Ironically, his suicide - Street suffered from depression and was prone to periods of heavy drinking - came at a time when his career never looked better, having recently signed with Polydor Records and scoring a top 10 hit earlier in the year with "If I Had a Cheating Heart."
Surprisingly, little has been written about Street's career since his death, the most comprehensive piece until now being a 1986 article in the Journal of Country Music written by Edward Morris. The good news for Street's fans is that "Mel Street" is a book that many of them have been waiting for for years, providing an in-depth examination of the man's career that he's long deserved.
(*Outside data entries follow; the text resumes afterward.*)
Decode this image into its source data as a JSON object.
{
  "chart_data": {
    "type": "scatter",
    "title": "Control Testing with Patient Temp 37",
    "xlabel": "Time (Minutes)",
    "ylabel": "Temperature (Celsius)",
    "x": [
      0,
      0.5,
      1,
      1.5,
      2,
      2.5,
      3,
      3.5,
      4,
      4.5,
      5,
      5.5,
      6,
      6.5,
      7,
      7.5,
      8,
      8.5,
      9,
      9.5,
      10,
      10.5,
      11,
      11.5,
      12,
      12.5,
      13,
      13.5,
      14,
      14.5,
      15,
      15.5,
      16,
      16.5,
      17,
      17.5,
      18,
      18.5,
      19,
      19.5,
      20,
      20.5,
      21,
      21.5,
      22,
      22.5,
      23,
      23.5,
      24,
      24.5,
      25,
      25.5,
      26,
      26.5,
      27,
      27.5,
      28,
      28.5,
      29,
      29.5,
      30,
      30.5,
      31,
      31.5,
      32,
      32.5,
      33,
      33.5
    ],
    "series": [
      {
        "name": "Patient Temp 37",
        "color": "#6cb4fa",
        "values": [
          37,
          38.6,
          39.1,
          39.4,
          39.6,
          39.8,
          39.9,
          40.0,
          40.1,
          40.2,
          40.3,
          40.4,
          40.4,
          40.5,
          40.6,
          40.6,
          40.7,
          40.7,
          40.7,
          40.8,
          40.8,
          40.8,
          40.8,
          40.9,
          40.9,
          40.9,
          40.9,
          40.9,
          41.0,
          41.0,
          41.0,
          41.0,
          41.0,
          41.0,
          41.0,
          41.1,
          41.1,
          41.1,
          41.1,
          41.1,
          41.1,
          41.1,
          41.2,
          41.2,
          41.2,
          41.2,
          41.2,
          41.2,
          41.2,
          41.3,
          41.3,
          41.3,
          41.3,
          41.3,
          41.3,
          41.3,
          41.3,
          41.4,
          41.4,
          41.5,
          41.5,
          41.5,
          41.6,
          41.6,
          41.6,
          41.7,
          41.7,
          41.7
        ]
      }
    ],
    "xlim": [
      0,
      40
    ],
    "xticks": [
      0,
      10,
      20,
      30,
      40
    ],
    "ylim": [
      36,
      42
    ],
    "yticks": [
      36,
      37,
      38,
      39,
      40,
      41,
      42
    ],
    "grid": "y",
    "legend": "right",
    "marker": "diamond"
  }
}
Schuler and Delp, for their part, appear to have exhausted Street's personal directory in their quest to interview everyone associated with his career - family members, band members, management, DJs who supported his career, and so on, and dozens of rare photographs are also included. Perhaps most interesting, though, is a series of 1976 interviews that Ralph Emery conducted with Street; a rare example of Street looking back on his career only a couple of years before his death. If a single criticism can be made, it's that Schuler and Delp would have benefited from the services of a good editor. If one is used to the work of, say, Colin Escott or Charles Wolfe, well, Schuler and Delp don't write like that. The writing is really more reminiscent of self-published fan books rather than that seen in more mainstream publications. In addition, the inclusion of a discography would have been useful, particularly since so little of Street's music has been reissued on CD. Still, two things you can certainly say for Schuler and Delp is that they're nothing if not passionate about their subject. And they have the market to themselves - just try finding another book on Mel Street.